For a long time I beleived that policy perscriptions for blackfolks were necessarily different than those for whitefolks. This was primarily because I recognized the geographical differences in availability to mainstream resources made simple advice more complex. "Get a job" doesn't work where there are no jobs, structurally. Furthermore, I understand that many blackfolks want more from politics than just that which simple enlightened self-interest would demand. Given a choice between the man who pushes the button of economic empowerment and the one who does so employing the rhetoric of black uplift, blacks will choose the latter, and sometimes they will do so even if he doesn't push the button.
These beliefs are in contradiction to my desire for mainstream integration. It is ghettoes that hold back blackfolks, get out of the ghetto and the playing field is leveled. That doesn't mean that the injuries don't linger but it does mean that the number one priority is leaving the ghetto. Some think going the opposite direction is appropriate, making the individual so strong that they can survive the ghetto and thereby romanticizing the ghetto, survival in the streets, thug life and all that lowbrow rot.
The continuing myth of black vs white without consideration of class (I'll coin a term in due time), ignores the disadvantages of poor whites in the level playing field. Part of the problem is that nobody can quantify exactly what advantage ghetto whites have over ghetto blacks in the mainstream. Some would have you believe it is negligable, for others, insurmoutable.
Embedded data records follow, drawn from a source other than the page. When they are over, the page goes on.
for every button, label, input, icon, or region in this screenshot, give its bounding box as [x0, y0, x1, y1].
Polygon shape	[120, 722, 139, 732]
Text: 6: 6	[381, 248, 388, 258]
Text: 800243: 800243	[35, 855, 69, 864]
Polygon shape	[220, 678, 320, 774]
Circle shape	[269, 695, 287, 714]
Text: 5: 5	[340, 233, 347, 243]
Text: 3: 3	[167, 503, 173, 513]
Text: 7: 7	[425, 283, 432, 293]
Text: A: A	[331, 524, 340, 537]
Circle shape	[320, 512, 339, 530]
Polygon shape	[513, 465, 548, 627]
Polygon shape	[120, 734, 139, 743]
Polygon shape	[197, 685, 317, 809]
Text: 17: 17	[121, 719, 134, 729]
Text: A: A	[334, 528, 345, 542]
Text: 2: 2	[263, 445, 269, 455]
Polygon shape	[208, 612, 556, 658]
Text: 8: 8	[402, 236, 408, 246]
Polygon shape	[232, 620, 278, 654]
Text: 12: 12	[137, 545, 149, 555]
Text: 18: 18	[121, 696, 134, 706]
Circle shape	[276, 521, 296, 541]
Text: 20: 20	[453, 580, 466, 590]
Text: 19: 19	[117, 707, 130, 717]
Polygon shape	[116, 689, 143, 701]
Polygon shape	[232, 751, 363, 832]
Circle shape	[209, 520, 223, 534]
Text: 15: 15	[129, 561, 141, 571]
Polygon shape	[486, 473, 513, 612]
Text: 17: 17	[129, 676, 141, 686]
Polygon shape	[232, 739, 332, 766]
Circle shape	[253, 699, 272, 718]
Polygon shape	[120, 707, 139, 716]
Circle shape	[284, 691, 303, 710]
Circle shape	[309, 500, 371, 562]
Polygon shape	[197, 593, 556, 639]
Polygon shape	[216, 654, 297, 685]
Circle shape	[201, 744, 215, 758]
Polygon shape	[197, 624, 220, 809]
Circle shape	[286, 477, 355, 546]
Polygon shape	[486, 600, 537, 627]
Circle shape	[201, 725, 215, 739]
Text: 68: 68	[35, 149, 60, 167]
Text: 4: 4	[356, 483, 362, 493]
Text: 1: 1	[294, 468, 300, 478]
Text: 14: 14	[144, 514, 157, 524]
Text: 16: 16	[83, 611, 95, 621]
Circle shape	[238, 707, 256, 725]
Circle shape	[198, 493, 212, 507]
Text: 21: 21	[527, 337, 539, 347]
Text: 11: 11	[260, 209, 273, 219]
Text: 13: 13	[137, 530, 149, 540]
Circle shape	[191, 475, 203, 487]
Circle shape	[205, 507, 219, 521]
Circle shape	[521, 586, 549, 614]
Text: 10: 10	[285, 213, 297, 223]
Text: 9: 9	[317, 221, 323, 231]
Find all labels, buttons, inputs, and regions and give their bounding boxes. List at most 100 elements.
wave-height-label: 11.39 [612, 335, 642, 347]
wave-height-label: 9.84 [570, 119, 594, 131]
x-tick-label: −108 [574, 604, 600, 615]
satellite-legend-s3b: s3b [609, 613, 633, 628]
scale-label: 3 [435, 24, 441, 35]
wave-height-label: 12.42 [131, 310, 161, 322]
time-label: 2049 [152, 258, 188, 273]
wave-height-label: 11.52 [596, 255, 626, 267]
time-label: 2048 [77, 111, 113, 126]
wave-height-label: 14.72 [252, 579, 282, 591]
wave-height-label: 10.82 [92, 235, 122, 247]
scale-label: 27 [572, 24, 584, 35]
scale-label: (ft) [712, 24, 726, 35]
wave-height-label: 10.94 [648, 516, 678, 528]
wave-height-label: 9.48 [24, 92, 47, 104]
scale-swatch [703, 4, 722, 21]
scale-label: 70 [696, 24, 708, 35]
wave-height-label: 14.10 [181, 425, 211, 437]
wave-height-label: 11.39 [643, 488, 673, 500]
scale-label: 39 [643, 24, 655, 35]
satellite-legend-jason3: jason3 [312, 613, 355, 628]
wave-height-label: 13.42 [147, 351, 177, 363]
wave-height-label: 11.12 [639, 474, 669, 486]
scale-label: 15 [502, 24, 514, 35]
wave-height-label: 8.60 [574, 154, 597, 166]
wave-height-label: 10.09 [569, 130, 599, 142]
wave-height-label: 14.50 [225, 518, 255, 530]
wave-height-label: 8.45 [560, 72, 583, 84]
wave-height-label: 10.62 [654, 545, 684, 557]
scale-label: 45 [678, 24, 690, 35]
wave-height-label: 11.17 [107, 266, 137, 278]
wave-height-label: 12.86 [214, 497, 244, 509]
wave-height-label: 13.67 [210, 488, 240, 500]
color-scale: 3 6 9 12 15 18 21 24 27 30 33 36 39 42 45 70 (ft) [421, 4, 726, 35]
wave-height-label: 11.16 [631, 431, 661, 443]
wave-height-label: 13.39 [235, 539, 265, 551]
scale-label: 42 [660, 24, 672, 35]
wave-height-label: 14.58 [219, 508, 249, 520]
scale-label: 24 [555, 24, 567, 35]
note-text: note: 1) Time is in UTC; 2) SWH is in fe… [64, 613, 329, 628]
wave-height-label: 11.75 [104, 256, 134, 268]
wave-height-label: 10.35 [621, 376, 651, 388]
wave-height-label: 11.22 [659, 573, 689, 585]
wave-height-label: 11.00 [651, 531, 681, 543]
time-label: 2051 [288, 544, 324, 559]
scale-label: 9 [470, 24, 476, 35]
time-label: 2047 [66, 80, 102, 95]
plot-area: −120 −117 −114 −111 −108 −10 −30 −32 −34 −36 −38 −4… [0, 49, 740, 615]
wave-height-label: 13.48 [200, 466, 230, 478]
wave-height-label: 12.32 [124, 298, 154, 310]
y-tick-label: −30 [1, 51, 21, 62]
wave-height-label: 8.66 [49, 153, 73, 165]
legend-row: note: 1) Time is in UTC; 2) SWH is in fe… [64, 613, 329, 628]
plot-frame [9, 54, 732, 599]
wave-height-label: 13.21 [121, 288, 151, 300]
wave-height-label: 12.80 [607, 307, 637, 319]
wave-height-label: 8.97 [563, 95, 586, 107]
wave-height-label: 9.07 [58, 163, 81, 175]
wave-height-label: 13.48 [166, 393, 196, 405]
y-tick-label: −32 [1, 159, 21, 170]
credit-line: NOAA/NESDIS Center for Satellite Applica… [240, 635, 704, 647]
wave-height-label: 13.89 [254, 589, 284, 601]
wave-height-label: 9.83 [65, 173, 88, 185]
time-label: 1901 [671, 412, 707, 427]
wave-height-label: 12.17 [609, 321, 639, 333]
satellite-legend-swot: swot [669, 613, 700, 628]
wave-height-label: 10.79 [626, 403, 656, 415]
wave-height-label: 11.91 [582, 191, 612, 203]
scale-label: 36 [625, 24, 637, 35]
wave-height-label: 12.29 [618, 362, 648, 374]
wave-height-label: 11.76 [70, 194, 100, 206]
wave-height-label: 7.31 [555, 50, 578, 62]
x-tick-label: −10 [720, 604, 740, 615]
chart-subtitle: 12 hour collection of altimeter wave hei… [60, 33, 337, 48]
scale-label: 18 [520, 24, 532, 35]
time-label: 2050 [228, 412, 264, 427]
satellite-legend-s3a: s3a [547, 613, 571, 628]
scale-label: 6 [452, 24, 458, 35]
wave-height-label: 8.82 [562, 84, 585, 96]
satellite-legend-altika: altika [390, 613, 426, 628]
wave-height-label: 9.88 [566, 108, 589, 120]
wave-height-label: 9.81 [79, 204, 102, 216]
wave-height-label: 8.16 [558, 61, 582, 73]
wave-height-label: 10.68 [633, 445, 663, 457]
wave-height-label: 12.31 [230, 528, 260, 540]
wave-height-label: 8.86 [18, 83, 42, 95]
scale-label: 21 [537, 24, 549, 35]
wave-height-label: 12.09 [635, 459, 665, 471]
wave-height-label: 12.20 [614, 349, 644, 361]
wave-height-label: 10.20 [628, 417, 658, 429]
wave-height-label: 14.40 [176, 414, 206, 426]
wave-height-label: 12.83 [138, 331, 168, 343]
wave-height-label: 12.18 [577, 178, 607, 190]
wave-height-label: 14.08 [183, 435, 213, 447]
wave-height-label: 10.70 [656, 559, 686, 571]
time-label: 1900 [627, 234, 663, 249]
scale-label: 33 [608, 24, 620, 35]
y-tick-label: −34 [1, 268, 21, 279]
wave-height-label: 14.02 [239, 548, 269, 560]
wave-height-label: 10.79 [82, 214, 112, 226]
I come to look at this in consideration of the discounting of the 'level playing field' in discussions on integration and affirmative action, but also in consideration of the white strawman. This white strawman does a lot of heavy lifting for hard afrocentrists, especially when they waltz into the arms of organized labor and other grassroots activists engaged in battles against, oh say Wal-Mart.
I suggest that the integration strategies of contemporary white immigrants as well as identifyable 'bohunks' from the white Sticks, be considered in more practical ways by black liberation politics. After all, they're the ones buying Jay-Z and DMX.